Pertama, perempuan digambarkan sebagai seorang penggoda, lihat saja mahasiswi yang mengidolakan Fahri (kalau saya sih mikir2 sebaik apapun dia [Fahri] ngapain godain dosen magister, beristri pula!). Kedua, perempuan masih dinilai berdasarkan fisiknya, karena Aisyah wajahnya rusak sepulang dari Palestina lalu Fahri tidak bisa mengenalinya? Sangat tidak masuk akal tidak mengenali seseorang, apalagi istri sendiri hanya karena wajahnya rusak, suara dan gerak-gerik pasti gak akan berubah kan? Aisyah sampai menghindar dari Fahri karena itu, lah bagaimana mungkin sosok sesaleh (sholeh) Fahri hanya menilai kecantikan dan kebahagian hanya dari tampilan fisik? Ketiga, seolah-olah semuanya selesai dengan dinikahi Fahri. Hulya yang semula ke Edinburgh untuk melanjutkan kuliah justru menikah dengan Fahri, alih-alih membahas kelanjutan studinya. Padahal Fahri sempat menolak menikahi Hulya karena alasan pendidikan. Sosok Hulya di sini juga lebih mencolok sebagai seorang yang mengejar cinta Fahri (yang notabene suami sepupunya sendiri, mentelnya eh!) dibanding mengejar magister degree. Kemudian Keira, setelah sukses berkarir musik karena bantuan Fahri (emang kaya banget Fahri ini ya, hehe) untuk menebus kesalahan dan hutang budinya pun meminta dinikahi Fahri walau harus jadi istri ke berapa pun. Huft.

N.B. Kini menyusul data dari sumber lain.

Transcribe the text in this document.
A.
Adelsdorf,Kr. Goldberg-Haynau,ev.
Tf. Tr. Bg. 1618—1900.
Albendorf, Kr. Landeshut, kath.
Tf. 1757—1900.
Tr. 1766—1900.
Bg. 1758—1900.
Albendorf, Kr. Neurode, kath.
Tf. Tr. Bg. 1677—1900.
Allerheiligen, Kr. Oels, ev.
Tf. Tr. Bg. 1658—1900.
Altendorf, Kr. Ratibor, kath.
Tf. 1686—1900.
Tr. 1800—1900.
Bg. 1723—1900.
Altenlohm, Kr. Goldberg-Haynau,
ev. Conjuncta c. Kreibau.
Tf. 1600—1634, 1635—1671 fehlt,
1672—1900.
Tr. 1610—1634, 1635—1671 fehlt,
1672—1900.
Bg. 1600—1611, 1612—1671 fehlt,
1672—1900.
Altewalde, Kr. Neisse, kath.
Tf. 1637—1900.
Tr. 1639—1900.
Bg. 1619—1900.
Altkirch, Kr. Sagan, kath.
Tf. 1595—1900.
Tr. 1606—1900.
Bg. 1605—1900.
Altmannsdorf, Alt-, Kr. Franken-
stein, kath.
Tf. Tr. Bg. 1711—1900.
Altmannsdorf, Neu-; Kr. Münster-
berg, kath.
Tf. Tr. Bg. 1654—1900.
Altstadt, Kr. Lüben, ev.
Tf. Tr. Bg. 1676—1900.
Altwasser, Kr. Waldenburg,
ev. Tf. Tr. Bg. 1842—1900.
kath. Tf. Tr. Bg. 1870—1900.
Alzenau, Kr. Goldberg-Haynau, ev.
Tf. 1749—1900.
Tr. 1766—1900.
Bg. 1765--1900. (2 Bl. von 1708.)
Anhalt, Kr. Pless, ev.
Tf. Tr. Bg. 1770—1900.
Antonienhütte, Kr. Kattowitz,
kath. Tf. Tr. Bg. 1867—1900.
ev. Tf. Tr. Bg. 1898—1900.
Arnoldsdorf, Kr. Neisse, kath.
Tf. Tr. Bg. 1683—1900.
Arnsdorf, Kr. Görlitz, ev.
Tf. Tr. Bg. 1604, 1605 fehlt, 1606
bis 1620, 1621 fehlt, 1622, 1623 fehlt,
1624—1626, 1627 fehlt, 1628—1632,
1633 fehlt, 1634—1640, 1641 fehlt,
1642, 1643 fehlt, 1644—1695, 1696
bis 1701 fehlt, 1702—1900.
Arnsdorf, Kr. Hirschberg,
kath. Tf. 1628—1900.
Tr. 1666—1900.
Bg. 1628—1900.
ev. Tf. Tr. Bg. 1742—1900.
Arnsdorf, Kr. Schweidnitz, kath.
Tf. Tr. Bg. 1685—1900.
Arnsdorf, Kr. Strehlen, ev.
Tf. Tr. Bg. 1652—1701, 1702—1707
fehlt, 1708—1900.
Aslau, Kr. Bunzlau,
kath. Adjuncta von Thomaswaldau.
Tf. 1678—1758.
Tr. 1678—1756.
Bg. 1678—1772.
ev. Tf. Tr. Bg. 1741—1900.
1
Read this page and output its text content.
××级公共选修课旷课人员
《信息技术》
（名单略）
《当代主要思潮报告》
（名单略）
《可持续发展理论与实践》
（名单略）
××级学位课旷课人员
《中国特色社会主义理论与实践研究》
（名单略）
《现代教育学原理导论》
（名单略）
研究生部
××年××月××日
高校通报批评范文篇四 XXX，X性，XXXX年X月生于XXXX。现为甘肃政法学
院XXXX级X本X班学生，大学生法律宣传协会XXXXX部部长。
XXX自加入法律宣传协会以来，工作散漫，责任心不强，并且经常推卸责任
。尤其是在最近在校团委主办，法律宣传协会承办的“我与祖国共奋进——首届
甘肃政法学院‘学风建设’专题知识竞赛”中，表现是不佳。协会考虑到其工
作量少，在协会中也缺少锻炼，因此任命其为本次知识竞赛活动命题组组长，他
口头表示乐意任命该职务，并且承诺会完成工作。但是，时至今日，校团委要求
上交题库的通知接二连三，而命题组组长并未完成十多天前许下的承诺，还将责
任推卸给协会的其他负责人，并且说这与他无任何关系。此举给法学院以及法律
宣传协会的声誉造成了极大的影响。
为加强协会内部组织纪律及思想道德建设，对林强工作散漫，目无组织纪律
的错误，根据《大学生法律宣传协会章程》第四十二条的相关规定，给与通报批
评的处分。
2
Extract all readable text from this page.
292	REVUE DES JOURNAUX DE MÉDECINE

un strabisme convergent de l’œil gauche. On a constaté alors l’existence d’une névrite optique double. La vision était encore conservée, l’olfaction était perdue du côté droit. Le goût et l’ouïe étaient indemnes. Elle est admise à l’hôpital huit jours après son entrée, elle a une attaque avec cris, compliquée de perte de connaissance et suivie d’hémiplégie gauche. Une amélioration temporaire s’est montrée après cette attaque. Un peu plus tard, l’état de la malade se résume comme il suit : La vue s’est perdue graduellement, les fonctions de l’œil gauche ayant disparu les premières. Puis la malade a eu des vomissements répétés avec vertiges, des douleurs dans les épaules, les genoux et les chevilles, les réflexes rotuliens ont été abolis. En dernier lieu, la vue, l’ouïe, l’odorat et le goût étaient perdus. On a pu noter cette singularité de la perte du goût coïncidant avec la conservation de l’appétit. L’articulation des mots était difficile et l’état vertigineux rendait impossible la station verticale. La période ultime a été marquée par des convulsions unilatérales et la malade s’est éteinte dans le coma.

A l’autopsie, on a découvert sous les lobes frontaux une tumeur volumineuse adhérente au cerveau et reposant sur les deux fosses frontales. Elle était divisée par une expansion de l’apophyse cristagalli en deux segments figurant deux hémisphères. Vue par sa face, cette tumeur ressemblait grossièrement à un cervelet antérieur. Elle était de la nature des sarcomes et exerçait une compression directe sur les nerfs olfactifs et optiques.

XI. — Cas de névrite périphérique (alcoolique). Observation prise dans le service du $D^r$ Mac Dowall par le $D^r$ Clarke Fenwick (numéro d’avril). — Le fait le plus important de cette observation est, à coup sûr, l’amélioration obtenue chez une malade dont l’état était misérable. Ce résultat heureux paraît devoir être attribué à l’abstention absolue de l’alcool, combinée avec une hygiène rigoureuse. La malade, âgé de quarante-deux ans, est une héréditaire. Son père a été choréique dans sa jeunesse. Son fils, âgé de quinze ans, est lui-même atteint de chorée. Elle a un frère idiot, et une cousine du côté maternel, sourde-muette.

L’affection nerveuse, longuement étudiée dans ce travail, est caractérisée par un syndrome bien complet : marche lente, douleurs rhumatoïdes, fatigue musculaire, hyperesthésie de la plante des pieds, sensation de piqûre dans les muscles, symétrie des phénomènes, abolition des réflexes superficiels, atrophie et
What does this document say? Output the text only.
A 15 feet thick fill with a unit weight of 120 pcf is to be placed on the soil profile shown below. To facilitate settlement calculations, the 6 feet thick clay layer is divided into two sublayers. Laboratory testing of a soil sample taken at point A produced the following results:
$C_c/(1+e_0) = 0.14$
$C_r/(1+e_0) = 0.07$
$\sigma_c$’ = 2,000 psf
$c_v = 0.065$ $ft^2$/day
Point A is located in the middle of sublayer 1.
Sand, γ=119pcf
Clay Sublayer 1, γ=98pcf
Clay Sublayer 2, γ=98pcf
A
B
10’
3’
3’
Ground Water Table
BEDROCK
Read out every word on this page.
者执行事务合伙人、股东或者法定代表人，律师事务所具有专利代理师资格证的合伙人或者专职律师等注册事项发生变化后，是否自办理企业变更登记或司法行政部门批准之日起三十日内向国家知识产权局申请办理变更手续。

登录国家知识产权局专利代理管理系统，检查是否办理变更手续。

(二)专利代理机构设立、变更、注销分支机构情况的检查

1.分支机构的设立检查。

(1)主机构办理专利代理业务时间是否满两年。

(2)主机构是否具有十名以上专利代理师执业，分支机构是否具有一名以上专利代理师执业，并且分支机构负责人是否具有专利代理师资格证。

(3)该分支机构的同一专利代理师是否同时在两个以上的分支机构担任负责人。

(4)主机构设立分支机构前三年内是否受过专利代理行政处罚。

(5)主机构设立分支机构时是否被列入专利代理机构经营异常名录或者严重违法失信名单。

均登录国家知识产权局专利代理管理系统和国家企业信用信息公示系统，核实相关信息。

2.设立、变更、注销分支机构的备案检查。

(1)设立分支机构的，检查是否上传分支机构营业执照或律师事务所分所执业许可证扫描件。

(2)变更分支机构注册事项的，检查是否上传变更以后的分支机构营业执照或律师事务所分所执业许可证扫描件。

AAC2 ini ceritanya juga terkesan nanggung dan maksa. Wacana islamophobia dalam kacamata akademisi yang diangkat dalam film ini kurang kuat dan terkesan nanggung, pada akhirnya kisah cinta dan poligaminya (lagi) yang mencolok. Saat Fajri ditantang debat di kampus pun terkesan bukan sebuah debat akademis, Fahri hanya berpidato membandingkan teori yg disampaikan oleh Huntington dan Nursi (padahal baca bukunya bejibun, gitu doang mah anak UIN Jakarta yang belom lulus S1 aja bisa, anjaayy), lalu disusul dengan serangan terhadap pribadi Fahri yang seorang muslim. Ehh masa akademisi gini? Di akhir cerita juga kehadiran Bahadur ke Inggris pasca keluar dari penjara sangat tidak realistis, dapat uang dari mana seorang mantan narapidana untuk perjalanan ke luar negeri untuk balas dendam? Lalu tidak lama dari itu Hulya meninggal dan lagi-lagi Aisyah yang kembali menjadi satu-satunya istri Fahri.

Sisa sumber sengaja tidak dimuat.